Да гори оно все огнем!
Сколько можно жить и бояться?
Жить и терзаться?
Чем еще его можно покарать? Все было отобрано, все было потеряно.
Снег тихонько хрустел под ногами.
Таинственно скрипнула деревянная банная дверь, будто приглашая внутрь.
И Гранин, отогнав от себя облик Саши Александровны, призрачное видение, предназначенное для кого-то иного, шагнул в предбанник.
Глава 17
Саша, совершенно измучившись, отбросила в сторону подушку и рывком села на кровати. Заснуть ни в какую не получалось, будто на перину песка сыпанули.
Ах, как ей было страшно входить в конторку следом за дедом! Как хотелось спрятаться, будто маленькой, за юбками Марфы Марьяновны или схватить Михаила Алексеевича за руку и принудить его идти с нею.
Саша тогда замерла на крохотное мгновение, задумавшись о том, почему ей так спокойно рядом с соглядатаем великого канцлера, почему она всегда забывает, каким гнусным образом попал он к ним в дом, а потом рассердилась на себя: разве до управляющего сейчас?
Ведь предстоял разговор, которого она ждала так долго!
И решительно затворила за собой двери, внимательно глядя на расположившегося в кресле деда. Постарел, постарел, милый, морщины стали глубже, седина — гуще, но черные глаза все еще светились острым умом, а осанка оставалась по-военному безупречной.

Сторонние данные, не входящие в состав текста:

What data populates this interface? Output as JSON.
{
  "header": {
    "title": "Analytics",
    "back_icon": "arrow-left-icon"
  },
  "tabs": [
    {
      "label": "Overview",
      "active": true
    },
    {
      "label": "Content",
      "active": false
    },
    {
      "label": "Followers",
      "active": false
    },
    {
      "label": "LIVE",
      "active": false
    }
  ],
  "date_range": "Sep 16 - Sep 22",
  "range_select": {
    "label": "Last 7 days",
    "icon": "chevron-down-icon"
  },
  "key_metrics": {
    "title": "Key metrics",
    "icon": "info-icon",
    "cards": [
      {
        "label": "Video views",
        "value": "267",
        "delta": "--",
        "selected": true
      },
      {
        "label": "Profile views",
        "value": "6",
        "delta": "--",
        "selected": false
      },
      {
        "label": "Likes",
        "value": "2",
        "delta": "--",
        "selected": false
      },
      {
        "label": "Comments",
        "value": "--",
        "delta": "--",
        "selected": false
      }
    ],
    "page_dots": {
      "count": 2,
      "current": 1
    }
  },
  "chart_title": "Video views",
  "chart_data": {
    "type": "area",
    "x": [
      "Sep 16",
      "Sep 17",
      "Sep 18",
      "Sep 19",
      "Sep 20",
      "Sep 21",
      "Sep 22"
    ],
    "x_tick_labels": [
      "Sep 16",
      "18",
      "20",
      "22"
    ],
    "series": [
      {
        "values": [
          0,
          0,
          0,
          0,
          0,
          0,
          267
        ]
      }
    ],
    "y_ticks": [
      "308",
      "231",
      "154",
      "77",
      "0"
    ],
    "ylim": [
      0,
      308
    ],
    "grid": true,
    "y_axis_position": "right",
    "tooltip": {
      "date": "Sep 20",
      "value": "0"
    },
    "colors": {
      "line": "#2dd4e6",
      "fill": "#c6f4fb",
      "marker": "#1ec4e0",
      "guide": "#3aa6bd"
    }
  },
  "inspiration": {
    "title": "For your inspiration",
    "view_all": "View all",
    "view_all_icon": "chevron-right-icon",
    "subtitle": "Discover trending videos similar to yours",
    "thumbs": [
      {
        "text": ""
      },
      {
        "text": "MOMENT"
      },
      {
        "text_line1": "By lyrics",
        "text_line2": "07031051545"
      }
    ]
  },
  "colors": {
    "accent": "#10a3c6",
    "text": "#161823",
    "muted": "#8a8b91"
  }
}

Деда Саша боялась и любила до беспамятства, был он резок, громок, прямолинеен и скор на расправу. Но всегда находил время покатать внучку на колене, а потом и на лошади, выбрасывал книжки в окно, чтобы избавить Сашу от страданий, разрешал ей спать в саду в шалаше и спасал от бабушки, когда той вздумывалось наряжать девочку в шелковые платья.
Разлука с дедом первые месяцы тяжело давалась Саше, зато отец по-детски радовался, что наконец-то избавился от угнетавшей его опеки.
— Твоего отца, — начал дед тяжеловесно, — я не стал уведомлять о своем визите. Он все еще не смирился с произошедшим, и ни к чему нам будить лихо.
— Да, хорошо, — сказала Саша, не слыша себя. Она прислонилась спиной к деревянным панелям стены, ища опоры.
— Твое письмо потрясло меня. Какова была вероятность, что ты встретишь того самого лекаря, который принял тебя на свет? Право, это дурная шутка судьбы.
— Зато я хоть что-то узнала о маме, — возразила Саша, начиная гневаться, — вы все отказывались говорить со мной о ней!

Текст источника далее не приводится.